La Comisión Europea invita a sus Estados miembros a desarrollar políticas y directrices en el ámbito de la gestión de la propiedad intelectual y las actividades de transferencia de conocimientos y promover el aprovechamiento de resultados de las investigaciones financiadas con fondos públicos a través de una estrategia conjunta.
Para la Unión Europea (UE) los investigadores tienen que gestionar y compartir su propiedad intelectual para fomentar las inversiones y atraer a estudiantes y científicos, sin que ello entre en conflicto con sus objetivos de docencia e investigación. En muchos casos esto implicará una cooperación más estrecha entre las organizaciones de investigación públicas y las empresas privadas, por ejemplo en colaboraciones entre la industria y la universidad. También se necesita más cooperación para ayudar a promover la innovación abierta, que permite la transferencia de conocimientos entre organizaciones con el objetivo de que sea aprovechada totalmente e introducida en el mercado.
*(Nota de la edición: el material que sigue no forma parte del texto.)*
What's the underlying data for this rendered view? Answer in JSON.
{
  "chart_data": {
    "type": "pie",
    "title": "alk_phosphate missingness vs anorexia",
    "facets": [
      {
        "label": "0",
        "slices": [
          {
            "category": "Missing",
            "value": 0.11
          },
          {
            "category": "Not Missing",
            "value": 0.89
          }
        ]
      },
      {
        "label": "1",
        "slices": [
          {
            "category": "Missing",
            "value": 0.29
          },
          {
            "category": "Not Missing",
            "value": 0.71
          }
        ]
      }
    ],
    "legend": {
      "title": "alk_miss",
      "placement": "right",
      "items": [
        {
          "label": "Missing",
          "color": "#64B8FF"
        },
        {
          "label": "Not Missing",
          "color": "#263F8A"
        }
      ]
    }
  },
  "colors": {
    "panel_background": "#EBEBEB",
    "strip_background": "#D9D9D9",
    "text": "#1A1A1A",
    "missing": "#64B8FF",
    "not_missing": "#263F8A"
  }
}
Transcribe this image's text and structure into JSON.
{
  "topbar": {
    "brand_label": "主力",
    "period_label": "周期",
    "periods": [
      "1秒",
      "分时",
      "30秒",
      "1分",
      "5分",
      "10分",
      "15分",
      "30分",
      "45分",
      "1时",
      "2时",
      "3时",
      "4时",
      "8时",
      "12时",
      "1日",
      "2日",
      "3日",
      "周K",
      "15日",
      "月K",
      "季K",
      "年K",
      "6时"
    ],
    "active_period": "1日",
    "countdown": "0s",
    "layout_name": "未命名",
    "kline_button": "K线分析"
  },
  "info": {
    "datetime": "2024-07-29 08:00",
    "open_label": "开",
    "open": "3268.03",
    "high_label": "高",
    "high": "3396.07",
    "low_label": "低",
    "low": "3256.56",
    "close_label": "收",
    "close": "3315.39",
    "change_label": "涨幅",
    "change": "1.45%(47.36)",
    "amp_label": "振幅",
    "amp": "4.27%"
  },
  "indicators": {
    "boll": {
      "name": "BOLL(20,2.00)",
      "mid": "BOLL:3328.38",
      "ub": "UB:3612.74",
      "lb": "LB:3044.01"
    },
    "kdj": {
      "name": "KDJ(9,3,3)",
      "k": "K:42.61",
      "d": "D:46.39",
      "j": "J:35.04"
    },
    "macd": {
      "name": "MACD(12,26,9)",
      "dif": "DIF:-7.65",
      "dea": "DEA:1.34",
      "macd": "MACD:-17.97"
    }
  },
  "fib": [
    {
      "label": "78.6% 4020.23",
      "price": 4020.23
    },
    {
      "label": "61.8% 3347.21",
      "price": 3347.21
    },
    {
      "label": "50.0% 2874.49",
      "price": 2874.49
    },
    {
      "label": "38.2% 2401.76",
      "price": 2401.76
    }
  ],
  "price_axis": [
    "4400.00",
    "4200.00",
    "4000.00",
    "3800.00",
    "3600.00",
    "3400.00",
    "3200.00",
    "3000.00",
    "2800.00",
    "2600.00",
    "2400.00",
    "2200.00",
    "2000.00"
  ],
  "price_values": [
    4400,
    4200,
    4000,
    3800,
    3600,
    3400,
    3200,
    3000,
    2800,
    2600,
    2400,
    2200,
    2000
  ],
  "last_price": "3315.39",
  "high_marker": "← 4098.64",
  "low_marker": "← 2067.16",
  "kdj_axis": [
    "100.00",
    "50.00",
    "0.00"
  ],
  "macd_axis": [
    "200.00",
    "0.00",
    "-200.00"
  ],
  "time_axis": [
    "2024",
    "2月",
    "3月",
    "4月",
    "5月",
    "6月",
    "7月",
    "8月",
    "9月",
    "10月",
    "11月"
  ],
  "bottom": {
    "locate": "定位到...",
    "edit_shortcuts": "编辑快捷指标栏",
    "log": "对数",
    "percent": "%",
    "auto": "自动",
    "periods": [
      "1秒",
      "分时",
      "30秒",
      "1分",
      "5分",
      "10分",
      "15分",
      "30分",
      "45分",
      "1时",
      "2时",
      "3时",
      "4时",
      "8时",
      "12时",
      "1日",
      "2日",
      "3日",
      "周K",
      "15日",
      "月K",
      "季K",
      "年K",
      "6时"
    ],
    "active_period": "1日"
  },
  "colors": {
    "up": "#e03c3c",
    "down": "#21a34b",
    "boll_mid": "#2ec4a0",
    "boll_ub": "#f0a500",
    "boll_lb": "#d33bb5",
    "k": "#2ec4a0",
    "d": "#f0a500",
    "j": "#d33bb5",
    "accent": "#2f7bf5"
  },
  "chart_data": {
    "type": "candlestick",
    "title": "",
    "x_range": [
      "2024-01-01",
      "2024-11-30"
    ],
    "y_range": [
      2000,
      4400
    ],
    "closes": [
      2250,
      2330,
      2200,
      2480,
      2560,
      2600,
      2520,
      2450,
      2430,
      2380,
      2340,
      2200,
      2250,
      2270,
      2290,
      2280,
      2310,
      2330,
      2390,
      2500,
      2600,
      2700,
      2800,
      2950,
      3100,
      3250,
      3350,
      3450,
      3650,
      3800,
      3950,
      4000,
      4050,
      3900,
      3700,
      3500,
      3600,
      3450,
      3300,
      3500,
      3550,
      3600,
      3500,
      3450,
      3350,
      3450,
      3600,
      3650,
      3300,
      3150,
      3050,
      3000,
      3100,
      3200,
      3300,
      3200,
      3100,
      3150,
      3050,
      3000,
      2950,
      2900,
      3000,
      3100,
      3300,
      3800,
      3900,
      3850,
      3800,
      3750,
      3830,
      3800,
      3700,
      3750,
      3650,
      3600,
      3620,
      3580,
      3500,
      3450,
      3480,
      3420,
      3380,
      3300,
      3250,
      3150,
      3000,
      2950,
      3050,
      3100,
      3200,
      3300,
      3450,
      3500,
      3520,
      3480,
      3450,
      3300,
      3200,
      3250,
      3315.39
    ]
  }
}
Aunque últimamente los países de la UE han hecho esfuerzos para fomentar la transferencia y el uso compartido de los conocimientos mediante cambios de legislación, nuevas orientaciones, etc., su actuación se ha limitado con frecuencia al ámbito nacional. El Comisario de Ciencia e Investigación, Janez Potocnik, se ha referido a esto y ha declarado que “una gestión correcta de la propiedad intelectual por parte de las organizaciones de investigación públicas es crucial para transferir el conocimiento a las empresas, para obtener licencias para nuevas tecnologías o para crear compañías spin-off. Hacer esto a escala europea ofrece nuevas oportunidades. No podemos permitir que invenciones importantes queden sin utilizarse en laboratorios o estantes de bibliotecas”.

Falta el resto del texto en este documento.